In uscita in Italia su Disney+ il 30 aprile, eccoci con la recensione di Nomadland, in anteprima. Il film, Leone d’Oro a Venezia 77 e vincitore di ben due Golden Globe (Miglior Film Drammatico, Miglior Regista) è candidato a ben 6 Premi Oscar tra cui miglior attrice protagonista, Frances McDormand, Miglior Film, Regia e Sceneggiatura non originale per Chloé Zhao.
L’America vagabonda
In sordina, Chloé Zhao, ci racconta l’America vagabonda, che viaggia, che ha perso tutto ed ha deciso di spostarsi in continuazione senza meta. Questa è la storia di Fern, la straordinaria McDormand, che dopo aver perso il lavoro di una ditta in crisi, e dopo la scomparsa di suo marito, è costretta a viaggiare e a vivere in un van. Lavorando saltuariamente per Amazon e varie industrie e fastfood, Fern riesce a tirare avanti, ma non senza nostalgia e curiosità del mondo nomade che le si apre davanti.
Lo sguardo della regista
Senza fronzoli, vittimismo, ma con eleganza, sobrietà e coerenza, la regista riesce a mettere in scena una storia viscerale, profonda e intimista come quella di Nomadland. La fotografia di Joshua James Richards, così contrastata negli interni quanto pittorica nei tramonti e nelle albe, sposa pienamente il ritmo e la narrazione di quest’opera. Le musiche del nostrano Ludovico Einaudi, fanno da accompagnamento malinconico alle suggestive immagini che Zhao ci propone. Primi piani, primissimi piani e molti totali di Zhao ci fanno entrare sempre più nell’anima di questi meravigliosi personaggi, già descritti nel romanzo da cui il film è tratto: Nomadland – Un racconto d’Inchiesta di Jessica Bruder.
Storie di vita e di morte
Un po’ Into the Wild di Sean Penn, un po’ Una Storia vera di David Lynch, il film racconta storie di vita e di morte, anzianità e giovinezza, il ciclo della vita che si ripete. La protagonista è costretta a vivere una vita di arrangiamenti, tuttavia scopre che la bellezza sta nell’approfittare dei momenti che la vita ci propone. Il messaggio che il film intende dare è che non si è mai sfortunati nella vita se ci si adatta e si sopravvive. Fern è sopravvissuta alle sventure della sua vita e viaggiare è l’unica cosa che le è rimasta. Ma il confronto con altre vite, con altre persone, situazioni e luoghi d’America, la aiutano a ritrovare un’essenza diversa della sua esistenza.
On the Road
L’approccio documentaristico di Chloé Zhao, ci dimostra quanto volesse veramente sviscerare l’aspetto più realistico della vita nomade in America. Coinvolgendo attori non professionisti, veri nomadi, andando a girare in luoghi sconfinati e sterminati, dove la desolazione non è solamente esteriore ma anche interiore. I personaggi descritti vivono realmente in questo mondo. Come in una scena del film, in cui la protagonista rimprovera un banchiere, queste persone non scelgono di “mollare tutto” bensì, molte volte, tutto gli è stato portato via e sono costrette a viaggiare e vivere on the road. L’unica conosolazione può arrivare solamente da un confronto con gli altri.
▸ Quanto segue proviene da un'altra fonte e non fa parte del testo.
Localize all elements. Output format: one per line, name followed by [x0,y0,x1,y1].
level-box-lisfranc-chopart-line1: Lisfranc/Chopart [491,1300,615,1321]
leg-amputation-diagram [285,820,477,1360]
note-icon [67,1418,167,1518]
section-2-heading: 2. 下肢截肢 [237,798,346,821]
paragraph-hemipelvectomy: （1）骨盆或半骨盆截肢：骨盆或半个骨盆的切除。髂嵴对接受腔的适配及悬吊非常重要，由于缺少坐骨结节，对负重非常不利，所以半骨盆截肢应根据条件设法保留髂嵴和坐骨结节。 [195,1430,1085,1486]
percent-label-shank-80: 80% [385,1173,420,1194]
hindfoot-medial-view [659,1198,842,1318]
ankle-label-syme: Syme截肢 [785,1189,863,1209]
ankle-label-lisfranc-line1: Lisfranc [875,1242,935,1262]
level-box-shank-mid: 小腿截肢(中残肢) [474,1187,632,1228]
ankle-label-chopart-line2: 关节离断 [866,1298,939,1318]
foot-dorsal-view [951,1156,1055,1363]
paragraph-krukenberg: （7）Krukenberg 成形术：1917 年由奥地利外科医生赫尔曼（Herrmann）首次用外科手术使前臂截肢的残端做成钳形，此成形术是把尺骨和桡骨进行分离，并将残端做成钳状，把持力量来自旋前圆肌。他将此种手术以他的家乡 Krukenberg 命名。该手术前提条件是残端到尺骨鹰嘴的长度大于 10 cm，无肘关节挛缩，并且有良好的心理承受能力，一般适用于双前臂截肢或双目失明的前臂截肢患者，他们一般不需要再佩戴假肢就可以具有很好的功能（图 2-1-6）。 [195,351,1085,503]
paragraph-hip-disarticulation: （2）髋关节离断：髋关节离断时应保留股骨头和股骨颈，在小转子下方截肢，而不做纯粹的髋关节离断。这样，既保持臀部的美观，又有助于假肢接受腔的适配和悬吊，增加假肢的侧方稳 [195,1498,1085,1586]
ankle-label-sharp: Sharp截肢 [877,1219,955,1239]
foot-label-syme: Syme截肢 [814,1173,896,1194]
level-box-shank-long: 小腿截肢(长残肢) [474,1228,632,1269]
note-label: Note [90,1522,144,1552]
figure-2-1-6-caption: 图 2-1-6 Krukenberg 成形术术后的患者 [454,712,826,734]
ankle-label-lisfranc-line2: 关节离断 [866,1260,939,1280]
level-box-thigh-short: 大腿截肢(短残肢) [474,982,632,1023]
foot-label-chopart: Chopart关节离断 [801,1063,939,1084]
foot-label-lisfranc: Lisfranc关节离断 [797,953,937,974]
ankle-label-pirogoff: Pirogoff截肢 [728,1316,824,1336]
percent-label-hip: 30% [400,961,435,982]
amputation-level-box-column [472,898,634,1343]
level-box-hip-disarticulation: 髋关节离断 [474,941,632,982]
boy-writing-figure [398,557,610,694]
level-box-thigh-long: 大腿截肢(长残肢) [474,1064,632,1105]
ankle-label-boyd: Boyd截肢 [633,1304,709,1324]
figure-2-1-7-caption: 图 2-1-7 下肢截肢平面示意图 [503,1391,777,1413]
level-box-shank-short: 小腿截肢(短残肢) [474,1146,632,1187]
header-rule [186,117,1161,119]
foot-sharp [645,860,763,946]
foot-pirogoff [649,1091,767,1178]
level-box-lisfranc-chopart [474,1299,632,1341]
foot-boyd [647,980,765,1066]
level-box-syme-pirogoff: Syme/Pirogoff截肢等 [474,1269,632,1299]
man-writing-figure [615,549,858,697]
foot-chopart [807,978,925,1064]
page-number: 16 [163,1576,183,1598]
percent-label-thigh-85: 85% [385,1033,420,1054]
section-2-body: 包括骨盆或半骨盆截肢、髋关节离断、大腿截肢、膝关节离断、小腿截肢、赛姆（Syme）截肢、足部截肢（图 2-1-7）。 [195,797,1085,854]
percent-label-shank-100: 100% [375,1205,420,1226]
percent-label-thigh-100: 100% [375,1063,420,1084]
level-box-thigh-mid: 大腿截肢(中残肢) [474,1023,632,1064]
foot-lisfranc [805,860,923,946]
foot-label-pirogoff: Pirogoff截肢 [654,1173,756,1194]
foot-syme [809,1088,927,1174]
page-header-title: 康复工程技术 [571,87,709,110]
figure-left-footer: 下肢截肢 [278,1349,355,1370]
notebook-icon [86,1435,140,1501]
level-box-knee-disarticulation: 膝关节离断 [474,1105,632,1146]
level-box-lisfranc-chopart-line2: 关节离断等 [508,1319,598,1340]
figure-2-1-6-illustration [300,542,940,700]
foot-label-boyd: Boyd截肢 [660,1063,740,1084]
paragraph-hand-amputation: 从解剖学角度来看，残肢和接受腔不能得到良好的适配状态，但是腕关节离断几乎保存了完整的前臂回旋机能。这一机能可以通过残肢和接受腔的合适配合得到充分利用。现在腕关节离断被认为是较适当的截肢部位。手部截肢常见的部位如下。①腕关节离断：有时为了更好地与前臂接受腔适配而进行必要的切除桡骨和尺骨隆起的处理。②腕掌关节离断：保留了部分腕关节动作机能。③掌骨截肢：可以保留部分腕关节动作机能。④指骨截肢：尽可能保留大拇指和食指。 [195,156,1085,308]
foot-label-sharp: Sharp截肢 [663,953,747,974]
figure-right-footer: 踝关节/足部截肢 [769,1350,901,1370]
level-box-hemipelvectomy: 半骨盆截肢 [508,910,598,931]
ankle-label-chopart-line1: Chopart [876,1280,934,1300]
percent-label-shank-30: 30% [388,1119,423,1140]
Nomadland scava a fondo dello spettatore, portandolo a conoscere un’aspetto della vita economicamente povera, ma spiritualmente ricca. Un mondo che lo spettatore ignora che vuole ignorare. Uno scenario che apre a molte domande e riflessioni sui veri valori della nostra esistenza. Choé Zhao è riuscita a raccontare questa storia senza scivolare in quello che sarebbe stato senza dubbio un vittimismo. Similmente, questo tipo di narrazione era già stata compiuta da American honey di Andrea Arnold o da Un sogno chimato Florida di Sean Baker. Forse è proprio il caso di dire che il cinema indipendente, che sta prendendo piede nell’America contemporanea, possa essere portatore di valori, più di quanto film ad alto budget dichiarati, si propugnano di fare.